- Full name: Beatrix Maria Valeria Thérèse Emerica Széchenyi de Sárvár-Felsővidék
- Born: 30 January 1930 Hegykő, Kingdom of Hungary
- Died: 30 September 2021 (aged 91) Regensburg, Bavaria, Germany
- Buried: Nordfriedhof, Munich, Germany
- Noble family: Széchenyi
- Spouse: Joachim, Count of Schönburg-Glauchau ​ ​(m. 1957; div. 1986)​
- Issue: Countess Maya von Schönburg-Glauchau Gloria, Princess of Thurn and Taxis Count Carl-Alban von Schönburg-Glauchau Alexander, Count of Schönburg-Glauchau
- Father: Count Bálint Széchenyi de Sárvár-Felsővidék
- Mother: Princess Marie Pavlovna Galitzine

= Beatrix, Countess of Schönburg-Glauchau =

Hungarian-German aristocrat (1930–2021)

Beatrix, Countess of Schönburg-Glauchau (née Countess Beatrix Maria Valeria Thérèse Emerica Széchenyi de Sárvár-Felsővidék; 30 January 1930 – 30 September 2021) was a Hungarian-German aristocrat and socialite. By birth a member of the Széchényi family, a Hungarian noble family, she fled Hungary in 1956 during the Communist Revolution. After arriving in Germany, she married Joachim, Count of Schönburg-Glauchau, the nominal head of the House of Schönburg-Glauchau, and moved to Africa. She lived in Togo and Somalia, where her husband worked as a journalist, before returning to Germany in 1970. After divorcing her husband in 1986, she moved to Regensburg to live with her daughter, Gloria, Princess of Thurn und Taxis.

== Biography ==
Countess Beatrix Maria Széchenyi de Sárvár-Felsővidék was born in Hegykő, Kingdom of Hungary on 30 January 1930 to Count Bálint Széchenyi de Sárvár-Felsővidék and Princess Marie Maya Pavlovna Galitzine. She had three older sisters. Beatrix was a great-granddaughter of the Hungarian statesman Count István Széchenyi de Sárvár-Felsővidék. Her parents divorced in 1931, a year after her birth.

During the Hungarian Revolution of 1956, Beatrix and her family fled to Germany in order to escape the Communist regime.

In 1957 she married Joachim, Count of Schönburg-Glauchau, a German journalist and head of the Glauchau branch of the comital Schönburg family. Her husband's family's castles and estates in Saxony were seized by the Communist government during the Soviet Military Administration in Germany. She and her husband had four children:

- Countess Maya von Schönburg-Glauchau (1958–2019)
- Gloria, Princess of Thurn und Taxis (born 1960)
- Count Carl Alban von Schönburg-Glauchau (born 1966)
- Alexander, Count of Schönburg-Glauchau (born 1969), a best selling author who married Princess Irina of Hesse, a daughter of Prince Karl Adolf Andreas of Hesse, in 1999.

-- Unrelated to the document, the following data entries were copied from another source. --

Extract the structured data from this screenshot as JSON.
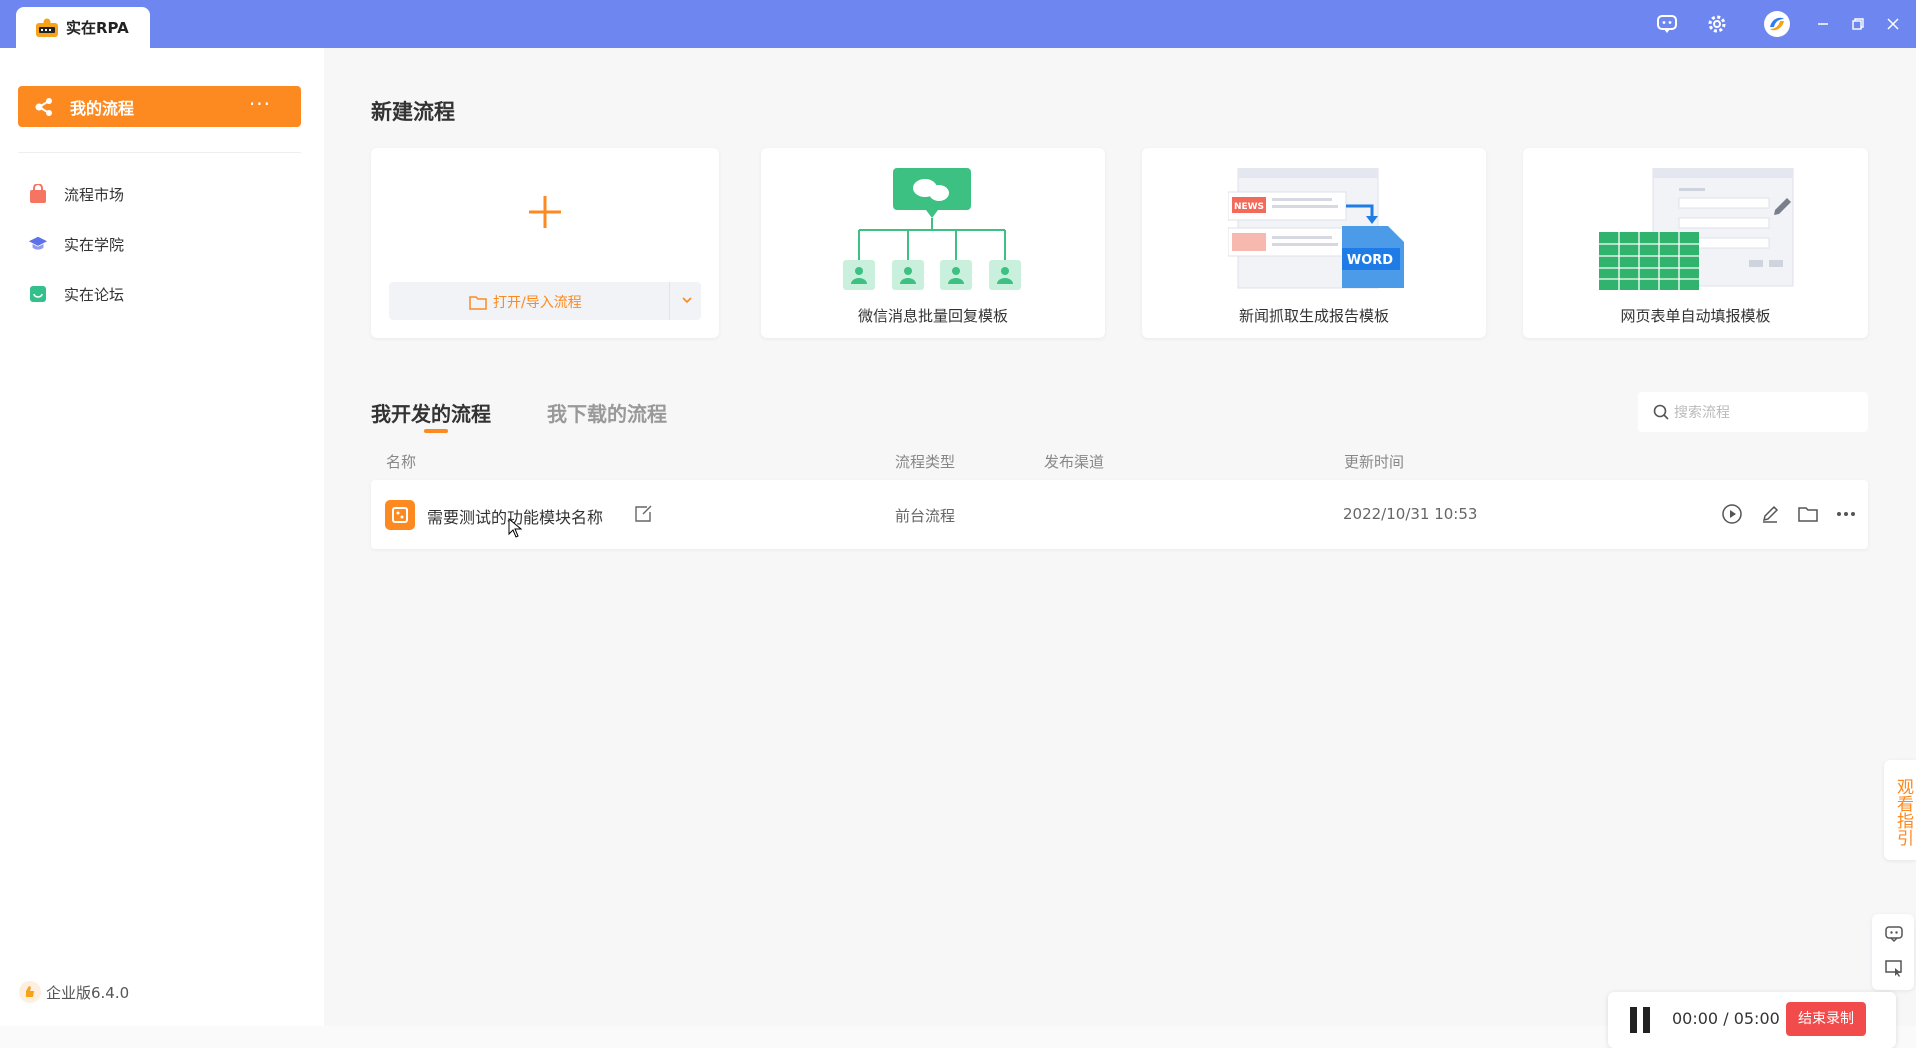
{
  "window": {
    "app_tab_label": "实在RPA",
    "accent": "#fc8a21",
    "titlebar_color": "#6e87f0",
    "icons": [
      "chat-icon",
      "gear-icon",
      "account-avatar-icon",
      "minimize-icon",
      "restore-icon",
      "close-icon"
    ]
  },
  "sidebar": {
    "primary": {
      "label": "我的流程",
      "more": "···"
    },
    "items": [
      {
        "label": "流程市场",
        "icon": "shopping-bag-icon",
        "color": "#f57462"
      },
      {
        "label": "实在学院",
        "icon": "graduation-cap-icon",
        "color": "#5d72e8"
      },
      {
        "label": "实在论坛",
        "icon": "forum-icon",
        "color": "#33c08a"
      }
    ],
    "version": "企业版6.4.0"
  },
  "new_flow": {
    "title": "新建流程",
    "open_import_label": "打开/导入流程",
    "templates": [
      {
        "label": "微信消息批量回复模板",
        "illustration": "wechat-org-illustration"
      },
      {
        "label": "新闻抓取生成报告模板",
        "illustration": "news-to-word-illustration"
      },
      {
        "label": "网页表单自动填报模板",
        "illustration": "web-form-sheet-illustration"
      }
    ]
  },
  "flows": {
    "tabs": [
      {
        "label": "我开发的流程",
        "active": true
      },
      {
        "label": "我下载的流程",
        "active": false
      }
    ],
    "search_placeholder": "搜索流程",
    "columns": {
      "name": "名称",
      "type": "流程类型",
      "channel": "发布渠道",
      "updated": "更新时间"
    },
    "rows": [
      {
        "name": "需要测试的功能模块名称",
        "type": "前台流程",
        "channel": "",
        "updated": "2022/10/31 10:53"
      }
    ]
  },
  "guide_label": "观看指引",
  "recorder": {
    "elapsed": "00:00",
    "separator": "/",
    "limit": "05:00",
    "stop_label": "结束录制"
  }
}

After her husband accepted a journalist post in Africa, she and her family spent five years living in Togo and Somalia, returning to Germany in 1970.

She and her husband divorced in 1986.

After suffering a fall at her apartment, she was taken to the Munich Municipal Clinic and underwent an operation. She was later transferred to the Brothers of Mercy Hospital in Regensburg, where she died on 30 September 2021. Her requiem mass took place on 6 November 2021 at the Kreuzkirche, Munich. The mass was celebrated by Hungarian bishop János Székely. Music for the ceremony was performed by opera singer Countess Christine Esterházy and the Fürstlichen Hofkapelle Thurn und Taxis. She was buried at Nordfriedhof.